Un agudo relincho hizo que todos se volvieran. Attila pateaba las tablas de su establo y parecía muy agitado.

George señaló al animal y preguntó al sargento:

– ¿Qué le sucede?

– No sé, señor -el sargento se encogió de hombros-. Empezó a agitarse cuando sir Gaylord llegó, y se puso aún más nervioso cuando el hombre se llevó la yegua.

George miró a Ruark. Ruark asintió y corrió a abrir la puerta del granero. George desató a Attila, quien al ver la puerta abierta se volvió inmediatamente, hacia allí. Antes que pudiera echar acorrer, Ruark aferró un mechón de crines y saltó sobre su lomo. Attila se detuvo y empezó a saltar furioso hasta que Ruark apretó las rodillas y dio un agudo silbido.

El caballo reconoció a su jinete, y sintiendo que estaban en una misma misión, salió disparado. Nathanial y el mayor, entre tanto, empezaron a gritar órdenes.

Ruark dejó que -Attila eligiera su camino y se limitó a mantenerse sobre el animal. Entraron al grupo de árboles y el semental se detuvo en un claro. Agitó la cabeza, olfateó el aire y volvió a salir disparado. – El olor de Gaylord estaba fresco en las narices de Attila, pero más que eso, el olor de la yegua.

Gaylord miró a Shanna. La seguridad y compostura de ella eran inquietantes. El quería verla sometida, humillada, aunque fuera por el temor.

– Hasta un tonto sabe cuándo ha encontrado a su amo -dijo él.

– y usted, señor -replicó ella con una serena sonrisa- por fin ha encontrado al suyo. -Shanna sintió el peso de la pequeña daga contra su pierna. No se atrevió a usarla ahora. Ya llegaría el momento.

Gaylord trató de razonar con ella.

Yo no soy un hombre cruel, señora, y usted es muy hermosa. Un poco de amabilidad de su parte. podría hacer que encontrara misericordia en mi corazón. Sólo quiero compartir con usted un momento de placer.

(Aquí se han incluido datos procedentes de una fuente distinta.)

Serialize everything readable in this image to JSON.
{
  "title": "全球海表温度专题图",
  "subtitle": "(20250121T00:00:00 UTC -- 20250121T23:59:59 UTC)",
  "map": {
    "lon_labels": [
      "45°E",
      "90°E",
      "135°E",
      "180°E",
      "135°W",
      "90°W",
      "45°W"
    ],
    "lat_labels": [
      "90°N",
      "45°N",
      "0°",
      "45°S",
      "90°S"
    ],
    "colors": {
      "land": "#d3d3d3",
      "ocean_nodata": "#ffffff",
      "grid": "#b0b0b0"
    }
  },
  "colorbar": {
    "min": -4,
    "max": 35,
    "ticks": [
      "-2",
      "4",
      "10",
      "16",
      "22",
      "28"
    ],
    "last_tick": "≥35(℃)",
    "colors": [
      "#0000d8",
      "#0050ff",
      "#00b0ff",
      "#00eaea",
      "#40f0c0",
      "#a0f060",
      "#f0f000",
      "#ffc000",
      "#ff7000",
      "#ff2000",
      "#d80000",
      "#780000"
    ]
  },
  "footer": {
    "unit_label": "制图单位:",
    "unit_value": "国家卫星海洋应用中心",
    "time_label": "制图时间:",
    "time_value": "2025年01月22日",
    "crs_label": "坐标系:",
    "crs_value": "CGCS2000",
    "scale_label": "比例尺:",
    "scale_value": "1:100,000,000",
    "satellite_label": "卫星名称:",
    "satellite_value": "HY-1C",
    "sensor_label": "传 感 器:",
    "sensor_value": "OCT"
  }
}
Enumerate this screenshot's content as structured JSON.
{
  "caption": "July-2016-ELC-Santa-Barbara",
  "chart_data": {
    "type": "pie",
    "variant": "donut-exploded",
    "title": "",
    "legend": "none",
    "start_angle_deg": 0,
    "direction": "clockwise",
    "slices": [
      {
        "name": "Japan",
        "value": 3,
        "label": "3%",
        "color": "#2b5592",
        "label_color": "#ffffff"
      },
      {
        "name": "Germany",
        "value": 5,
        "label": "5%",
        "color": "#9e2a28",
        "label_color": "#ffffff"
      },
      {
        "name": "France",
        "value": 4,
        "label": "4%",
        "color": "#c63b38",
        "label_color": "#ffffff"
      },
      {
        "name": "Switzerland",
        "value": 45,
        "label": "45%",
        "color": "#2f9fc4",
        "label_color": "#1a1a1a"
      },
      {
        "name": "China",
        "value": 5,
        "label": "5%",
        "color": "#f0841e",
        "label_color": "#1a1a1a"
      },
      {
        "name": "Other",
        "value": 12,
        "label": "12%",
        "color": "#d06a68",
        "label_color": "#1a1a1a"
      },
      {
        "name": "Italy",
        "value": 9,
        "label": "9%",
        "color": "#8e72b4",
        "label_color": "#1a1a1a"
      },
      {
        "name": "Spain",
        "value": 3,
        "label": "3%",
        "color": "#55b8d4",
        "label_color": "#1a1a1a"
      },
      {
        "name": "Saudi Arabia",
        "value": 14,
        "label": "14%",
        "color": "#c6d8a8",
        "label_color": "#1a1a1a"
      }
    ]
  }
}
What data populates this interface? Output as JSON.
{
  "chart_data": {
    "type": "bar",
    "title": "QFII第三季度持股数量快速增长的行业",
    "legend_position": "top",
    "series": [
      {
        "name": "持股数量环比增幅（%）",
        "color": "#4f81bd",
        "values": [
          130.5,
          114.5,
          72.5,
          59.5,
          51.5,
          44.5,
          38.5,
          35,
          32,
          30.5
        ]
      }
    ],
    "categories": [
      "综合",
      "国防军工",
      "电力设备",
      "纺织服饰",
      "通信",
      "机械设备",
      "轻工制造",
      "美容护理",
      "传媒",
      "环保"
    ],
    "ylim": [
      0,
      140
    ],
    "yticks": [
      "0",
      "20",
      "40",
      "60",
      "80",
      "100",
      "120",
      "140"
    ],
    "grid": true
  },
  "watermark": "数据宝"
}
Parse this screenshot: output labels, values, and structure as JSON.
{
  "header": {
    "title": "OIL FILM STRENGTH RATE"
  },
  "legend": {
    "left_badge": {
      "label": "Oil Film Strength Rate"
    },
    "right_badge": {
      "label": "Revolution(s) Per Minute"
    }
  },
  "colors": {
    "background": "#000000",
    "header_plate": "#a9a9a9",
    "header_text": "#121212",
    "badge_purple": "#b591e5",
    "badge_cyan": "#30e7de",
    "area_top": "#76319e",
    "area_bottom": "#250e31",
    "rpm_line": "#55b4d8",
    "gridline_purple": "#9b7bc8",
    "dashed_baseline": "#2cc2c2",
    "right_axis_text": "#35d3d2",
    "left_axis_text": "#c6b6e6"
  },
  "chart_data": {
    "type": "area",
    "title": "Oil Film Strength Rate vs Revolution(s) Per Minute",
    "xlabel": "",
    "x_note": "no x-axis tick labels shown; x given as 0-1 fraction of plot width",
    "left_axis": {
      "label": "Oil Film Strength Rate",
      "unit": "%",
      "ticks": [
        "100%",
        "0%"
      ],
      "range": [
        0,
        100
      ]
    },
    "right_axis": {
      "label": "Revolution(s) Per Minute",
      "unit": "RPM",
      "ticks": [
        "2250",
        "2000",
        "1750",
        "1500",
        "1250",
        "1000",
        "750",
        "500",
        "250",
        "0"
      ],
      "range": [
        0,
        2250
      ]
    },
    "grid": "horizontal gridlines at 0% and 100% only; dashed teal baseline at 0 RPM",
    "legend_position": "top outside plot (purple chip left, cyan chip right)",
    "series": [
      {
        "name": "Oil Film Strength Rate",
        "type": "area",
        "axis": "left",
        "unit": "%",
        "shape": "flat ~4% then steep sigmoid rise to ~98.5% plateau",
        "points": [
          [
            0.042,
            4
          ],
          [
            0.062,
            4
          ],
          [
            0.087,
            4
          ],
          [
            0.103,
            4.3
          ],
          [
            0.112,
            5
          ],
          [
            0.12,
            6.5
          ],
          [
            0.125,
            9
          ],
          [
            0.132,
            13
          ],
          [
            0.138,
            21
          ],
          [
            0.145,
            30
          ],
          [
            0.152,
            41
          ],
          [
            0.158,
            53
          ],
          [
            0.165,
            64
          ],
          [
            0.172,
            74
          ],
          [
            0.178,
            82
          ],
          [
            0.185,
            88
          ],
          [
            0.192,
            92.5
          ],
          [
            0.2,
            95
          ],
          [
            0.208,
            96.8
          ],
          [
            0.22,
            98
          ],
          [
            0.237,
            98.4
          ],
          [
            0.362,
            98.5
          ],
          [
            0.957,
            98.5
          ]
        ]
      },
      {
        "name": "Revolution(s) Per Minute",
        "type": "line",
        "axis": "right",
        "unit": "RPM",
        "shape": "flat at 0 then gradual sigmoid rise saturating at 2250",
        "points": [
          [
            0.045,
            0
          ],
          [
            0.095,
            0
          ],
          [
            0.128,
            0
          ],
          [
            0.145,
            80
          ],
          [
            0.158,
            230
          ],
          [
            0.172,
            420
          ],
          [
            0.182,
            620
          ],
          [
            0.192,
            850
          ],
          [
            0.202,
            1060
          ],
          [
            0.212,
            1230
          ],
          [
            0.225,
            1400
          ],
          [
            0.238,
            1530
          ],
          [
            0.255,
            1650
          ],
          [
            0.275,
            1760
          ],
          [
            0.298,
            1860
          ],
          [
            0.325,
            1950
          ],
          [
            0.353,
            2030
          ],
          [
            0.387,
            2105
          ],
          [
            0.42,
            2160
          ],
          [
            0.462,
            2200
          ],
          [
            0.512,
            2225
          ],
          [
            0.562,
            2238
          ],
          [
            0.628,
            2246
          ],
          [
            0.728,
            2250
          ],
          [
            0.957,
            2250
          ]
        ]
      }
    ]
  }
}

– Mi placer, señor, será no volverlo a ver en mi vida.

¡La perra! ¿Cómo se atrevía a despreciado así?

– ¡Usted está desamparada! -gritó él y se irguió en toda su altura sobre sus estribos-. Está en mi poder y haré con usted lo que se me dé la gana.

– ¿En un húmedo bosque, señor? Podría ensuciarse sus ropas.